April is Financial Literacy Month.
I know that sounds like something a bank made up to get people to open new checking accounts, but stay with me.
Because there's a more instructive economics lesson playing out in real time right now than anything your kid is going to find in a classroom, and it's happening at fast food restaurants across California.
In April 2024, Gavin Newsom signed a law mandating a $20 minimum wage for fast-food workers. He said it would help working people keep pace with the rising cost of living. I have no reason to believe that he didn’t think it would totally work, but that’s a different discussion.
Recently, a team of researchers from UC Santa Cruz (not exactly a free-market think tank, btw) went and actually looked at what has happened over the last two years.
They studied more than 100 franchise and independent restaurants, talked to owners and managers, and reviewed financial records and hiring data. The results showed that menu prices went up 8 to 12 percent. Yes, workers are earning more per hour, but they are also working fewer hours per week. Overtime has largely been eliminated, and benefits are harder to qualify for.
Burger King, McDonald's, and Taco Bell are all fast-tracking the adoption of kiosks and AI ordering systems to replace the human labor they can no longer afford to pay for.
Newsom's office pushed back immediately, calling the findings "flat wrong," and claiming the study was based on "a handful of interviews on one street in Santa Cruz." They pointed to a competing study out of UC Berkeley showing modest price increases and no major job losses.
The problem with the Berkeley study is that it conveniently left out automation entirely. They ignored the quiet, steady replacement of human workers with machines that don't need overtime or health benefits at all. Forgive me for not believing that was an accident.
Of course, I’ve seen this movie before, and so have you.
This outcome was completely predictable. Not because I'm particularly smart, but because the underlying principle is so simple that most kids can grasp it on the first try.
When the cost of something goes up, people find ways to use less of it. Labor isn’t excluded from this truth. It has always worked this way. It will always work this way. The only people consistently surprised that it works this way are the ones whose actual job it is to know.
That's the thing about financial literacy that doesn't get talked about enough. It isn't really about budgets and savings accounts, though those do matter. It's about having a set of guiding principles that let you look at a policy—any policy—and ask: then what? Who bears the cost? Where does it end?

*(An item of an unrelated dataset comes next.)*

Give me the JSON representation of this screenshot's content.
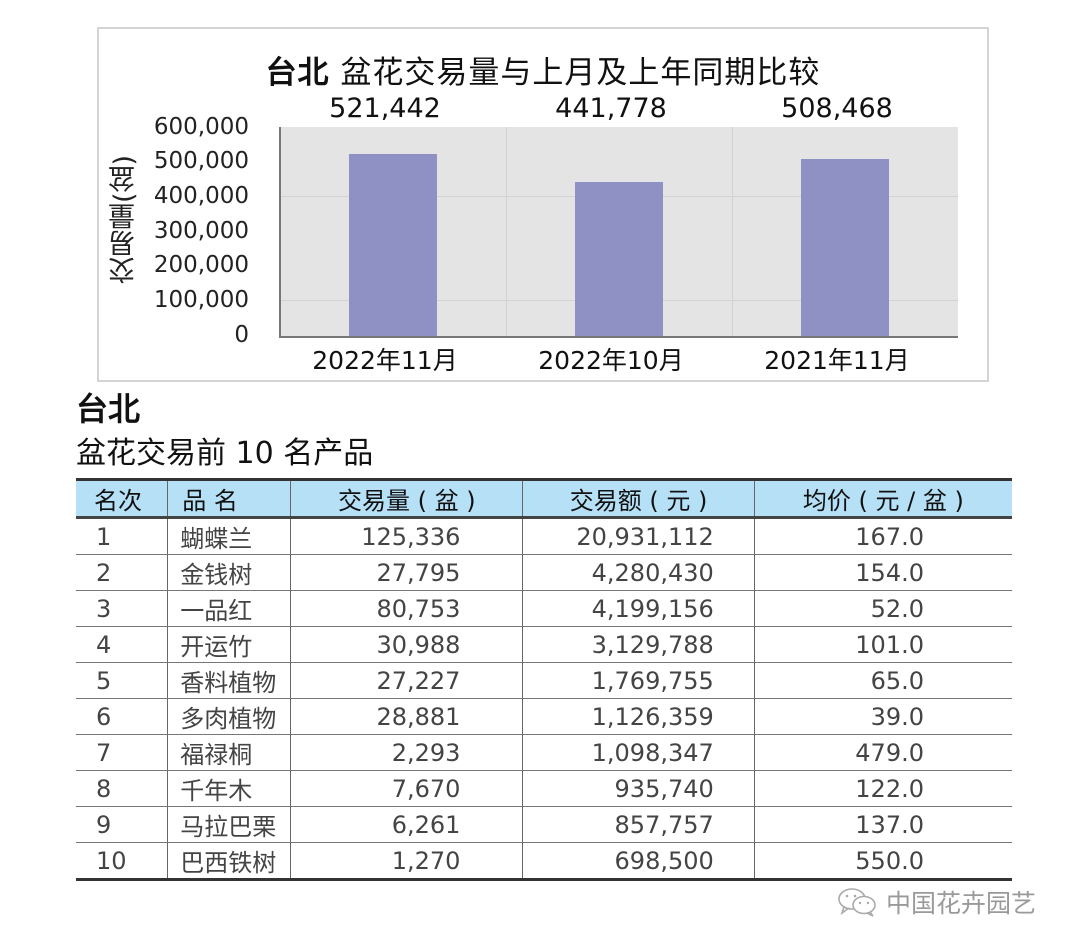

These aren't complicated ideas. They're just the ones most people were never taught.
That's the whole reason the Tuttle Twins exist. Our book The Tuttle Twins and the Food Truck Fiasco—based on Henry Hazlitt's Economics in One Lesson—walks kids through exactly this dynamic: what happens when laws protect established players from competition, who pays the price, and where the costs end up.
The Tuttle Twins and the Messed Up Market gets into incentives and why people don't respond to policies the way policymakers expect. Creature from Jekyll Island covers inflation and what it actually does to a family's savings. The teen Choose Your Consequence books drop Ethan and Emily into economic crises with real consequences, and let the reader's decisions drive the outcome!
Really, that's what the whole library does, from the toddler board books like the ABC’s of Economics, all the way through to our Free Market Rules full economics curriculum. It takes the ideas that explain how the world actually works and makes them accessible to kids before the official version gets there first.
April is as good a time as any to start your family’s financial literacy journey. You can browse our whole financial literacy collection here!
Somewhere in California right now, a fast food worker is staring at a kiosk that wasn't there two years ago.
Gavin Newsom still thinks it worked (in fact, there’s even talk of raising the wage again!), and he'll keep thinking that until enough people understand why it didn't.
The only antidote to all this financial illiteracy is a generation that knows how to read the story underneath the story. Thankfully, that's exactly the problem you’re trying to solve.
Thank you for letting us help in the vital work you’re doing!